I shifted my notebook in my hand and gave a mild grimace. “This may take a moment to explain. Do you mind if I come in so we can talk?”

 

“Oh! Sure. I’m so sorry. Come on in!” He stepped back and gestured me in. He was like a puppy, all eager to please. A thick odor of nicotine surrounded me as I stepped into the office, which was so small I thought I could probably touch both walls at the same time by extending my arms. There was a small desk with a portable drawing table set upon it, with a work in progress of what looked like a mermaid fleeing a sea creature. An ashtray overflowing with butts perched precariously on the arm of a chair, and the walls had the faint yellowish stain of nicotine. Every wall was covered with more sketches and drawings, a few in color but the majority in either pencil or pen and ink.
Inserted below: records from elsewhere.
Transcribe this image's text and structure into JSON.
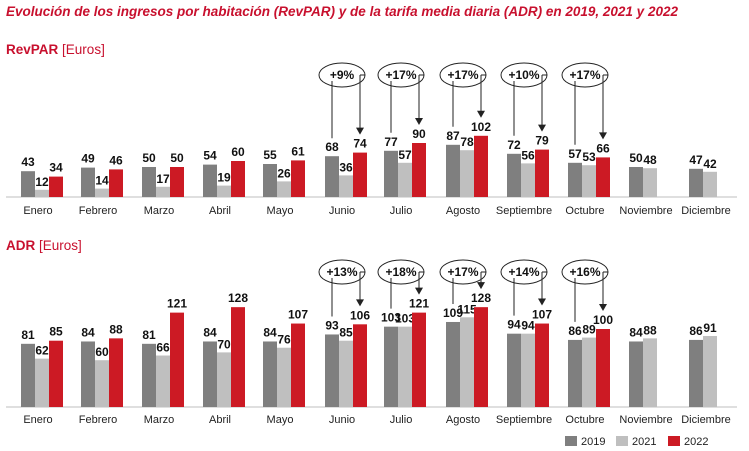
{
  "title": "Evolución de los ingresos por habitación (RevPAR) y de la tarifa media diaria (ADR) en 2019, 2021 y 2022",
  "colors": {
    "2019": "#7f7f7f",
    "2021": "#bfbfbf",
    "2022": "#cc1a24",
    "title": "#c8102e"
  },
  "legend": [
    "2019",
    "2021",
    "2022"
  ],
  "chart_data": [
    {
      "type": "bar",
      "title": "RevPAR",
      "unit": "[Euros]",
      "categories": [
        "Enero",
        "Febrero",
        "Marzo",
        "Abril",
        "Mayo",
        "Junio",
        "Julio",
        "Agosto",
        "Septiembre",
        "Octubre",
        "Noviembre",
        "Diciembre"
      ],
      "series": [
        {
          "name": "2019",
          "values": [
            43,
            49,
            50,
            54,
            55,
            68,
            77,
            87,
            72,
            57,
            50,
            47
          ]
        },
        {
          "name": "2021",
          "values": [
            12,
            14,
            17,
            19,
            26,
            36,
            57,
            78,
            56,
            53,
            48,
            42
          ]
        },
        {
          "name": "2022",
          "values": [
            34,
            46,
            50,
            60,
            61,
            74,
            90,
            102,
            79,
            66,
            null,
            null
          ]
        }
      ],
      "annotations": [
        {
          "category": "Junio",
          "text": "+9%"
        },
        {
          "category": "Julio",
          "text": "+17%"
        },
        {
          "category": "Agosto",
          "text": "+17%"
        },
        {
          "category": "Septiembre",
          "text": "+10%"
        },
        {
          "category": "Octubre",
          "text": "+17%"
        }
      ]
    },
    {
      "type": "bar",
      "title": "ADR",
      "unit": "[Euros]",
      "categories": [
        "Enero",
        "Febrero",
        "Marzo",
        "Abril",
        "Mayo",
        "Junio",
        "Julio",
        "Agosto",
        "Septiembre",
        "Octubre",
        "Noviembre",
        "Diciembre"
      ],
      "series": [
        {
          "name": "2019",
          "values": [
            81,
            84,
            81,
            84,
            84,
            93,
            103,
            109,
            94,
            86,
            84,
            86
          ]
        },
        {
          "name": "2021",
          "values": [
            62,
            60,
            66,
            70,
            76,
            85,
            103,
            115,
            94,
            89,
            88,
            91
          ]
        },
        {
          "name": "2022",
          "values": [
            85,
            88,
            121,
            128,
            107,
            106,
            121,
            128,
            107,
            100,
            null,
            null
          ]
        }
      ],
      "annotations": [
        {
          "category": "Junio",
          "text": "+13%"
        },
        {
          "category": "Julio",
          "text": "+18%"
        },
        {
          "category": "Agosto",
          "text": "+17%"
        },
        {
          "category": "Septiembre",
          "text": "+14%"
        },
        {
          "category": "Octubre",
          "text": "+16%"
        }
      ]
    }
  ]
}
There was also nothing arcane in the room, I noted. No traces or resonance, which would be there if anything related to the arcane had ever been done in that room.

 

“Have a seat!” Greg said before I had a chance to examine any of the drawings on the wall closely. He picked up a stack of notebooks from a chair and dumped them onto the floor. I sat carefully as he perched on the edge of his work chair and looked at me expectantly.

 

I took a deep breath. This was where it was going to get weird. “Okay, this is going to sound kind of … out there,” I began. I pulled out the picture that I’d printed from the website. “Who is this?” I pointed to the drawing of the character that so resembled Rhyzkahl.

 

Greg went still, looking down at the drawing. I watched him closely as his animated face shuttered and withdrew, color fading in it like a dress left in a store window for too long. He gave the casual shrug that I was expecting. “It’s just a drawing. I mean, all my stuff is fictional.” He looked up at me, an expression of puzzlement on his face, but after seeing the true animation of before, I could see how this expression was a pale copy of his true emotions. He shrugged again, one shoulder twitching up on command. “It’s no one. Why?”

 

I touched the image lightly with my forefinger. “I don’t think this is no one.” I looked up at him with a small smile. “I think this is someone you met once.”

 

He swallowed visibly but gave another shrug. Each time he performed the gesture it became more and more twitchy and awkward, as if descending down a slope of unbelievability. Could he really be this ingenuous? If not, he was a fucking good actor.

 

“You can’t really be serious,” he said, shaking his head in a quick vibration. “It’s no one. Just something I thought of.”

 

I leaned forward, lowering my voice to make him work to hear me. “No, it’s not just something you thought of. I need to know when and where you met him.”